If you’ve ever been in this situation, let me offer a piece of advice: Teach your dog a new word. Dogs need mental stimulation as much as they need physical stimulation. It’s a win/win: your pooch will be happy that you bust their boredom AND they will actually be physically tired once you’ve finished playing teacher. The word you choose does not need to be a command (example: sit, down, etc) or it could be an object…or a location…or a person. Get creative! (And think how impressive your pup will be at your next party.)
I guarantee (yes, GUARANTEE!) that this process will be easier than you think. (Warning – Your first session will be PAINFULLY slow, but hang in there!) Remember, ALL breeds of dogs will enjoy this easy exercise. Vocabulary lessons aren’t just for labs.
Follow these 5 SUPER EASY steps to school your pooch:
(1) Choose your new vocab word carefully – Make sure the new word doesn’t sound like any commands your pup already knows. If you are working on objects that can be retrieved, make sure your dog is comfortable with the object, and it won’t be painful to carry in his or her mouth. Keep the words short and easy to understand. (ex. ball, rope, pen)
(2) Listen to your own voice – The number one mistake of people training their dog is to repeat the word/command until the dog complies (which could make the word sound like a longer, more complicated, completely different word!) Say the word once, and say it the same each time. By changing our tone and inflection, we humans can easily confuse dogs without even realizing it. “Give me FIVE!” “GIVE me five.” and “GIVE ME FIVE!!!!!!!!!!!!!!!!” all sound like different commands. Say it once, and then wait (even if it’s a full minute) until your dog obeys and you can praise him.

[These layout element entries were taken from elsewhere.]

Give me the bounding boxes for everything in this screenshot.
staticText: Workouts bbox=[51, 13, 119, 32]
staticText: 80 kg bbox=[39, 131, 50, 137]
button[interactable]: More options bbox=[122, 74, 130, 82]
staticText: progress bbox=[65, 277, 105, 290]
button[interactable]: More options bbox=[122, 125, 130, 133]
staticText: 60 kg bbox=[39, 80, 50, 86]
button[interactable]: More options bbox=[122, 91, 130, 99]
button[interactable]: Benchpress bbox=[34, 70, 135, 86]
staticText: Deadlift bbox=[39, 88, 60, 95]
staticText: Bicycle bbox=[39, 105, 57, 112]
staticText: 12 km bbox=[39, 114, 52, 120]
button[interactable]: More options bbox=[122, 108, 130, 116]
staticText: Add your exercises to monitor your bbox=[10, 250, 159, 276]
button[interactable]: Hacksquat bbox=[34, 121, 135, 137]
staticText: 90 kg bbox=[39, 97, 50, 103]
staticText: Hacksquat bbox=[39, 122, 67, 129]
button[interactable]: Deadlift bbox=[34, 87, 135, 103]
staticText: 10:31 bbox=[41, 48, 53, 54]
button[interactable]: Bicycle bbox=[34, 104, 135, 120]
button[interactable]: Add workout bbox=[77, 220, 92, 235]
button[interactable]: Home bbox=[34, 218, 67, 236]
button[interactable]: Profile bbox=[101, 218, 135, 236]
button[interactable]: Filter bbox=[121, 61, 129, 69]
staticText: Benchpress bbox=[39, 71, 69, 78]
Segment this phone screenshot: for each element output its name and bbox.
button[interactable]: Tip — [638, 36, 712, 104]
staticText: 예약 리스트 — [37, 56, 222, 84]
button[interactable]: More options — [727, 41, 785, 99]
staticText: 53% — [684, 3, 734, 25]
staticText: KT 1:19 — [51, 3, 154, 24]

(3) Remember past lessons – Dogs speak no English…. seriously, it’s easy to forget. If your dog doesn’t know “come”, he or she might not even show up to class! If your pooch doesn’t know “sit”, that should be lesson #1. In fact, I start each of my sessions with a few “sits” and “downs” – commands that I know my dog knows like the back of her paw. This gets her from crazy co-ed to studious pupil.

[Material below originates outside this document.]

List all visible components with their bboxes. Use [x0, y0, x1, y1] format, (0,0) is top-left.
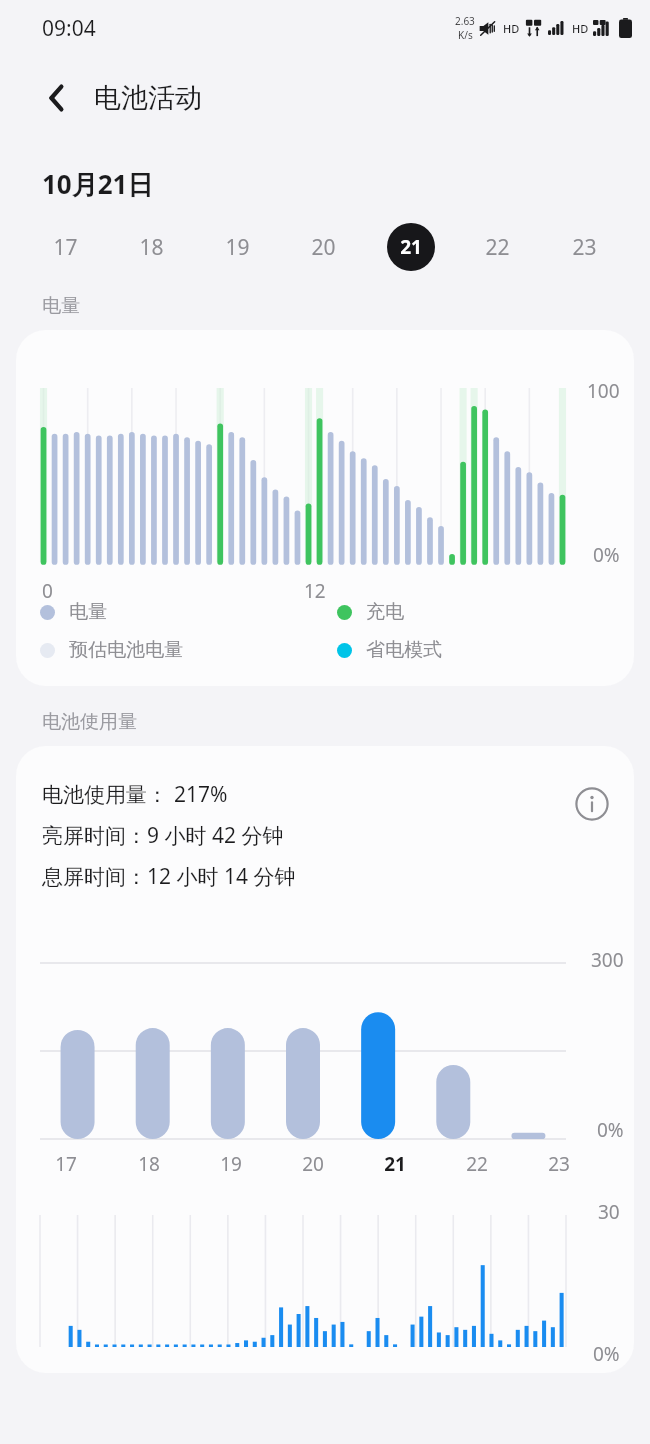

(4) Get in the mood – Cesar Milan calls it a “calm submissive state.” Whatever you call it, be aware of your dog’s mood before you begin your lesson. If your dog is all worked up because the mailman just passed, it is not a good idea to try to use a vocabulary lesson as a distraction. Also be aware that your mood matters too. If you just remembered you forgot to pick up the dry cleaning you HAD to have for tomorrow and are stressing about it, your dog will pick up on your anxiety. (Oh, and plus, you are much more likely to get frustrated with your poor pooch.)
(5) Be Patient – This is definitely the most important advice. I know, I know…you are thinking “Duh! I know I have to be patient.” Think about however much patience you think you need. Now multiple it by 10. That’s really how much you need. When I get frustrated, I try to put myself in their paws. What if I went to China and someone was trying to teach me Chinese? How quickly could I hope to recognize, understand, and remember a handful of words?
If you can follow these 5 easy (I mean, really, they are SUPER easy) pointers, your pup’s IQ will raise in no time. With short sessions on a (fairly) regular basis, my own dog knows everything from “kiss” to “bring me the remote.”
…and we didn’t even leave the house!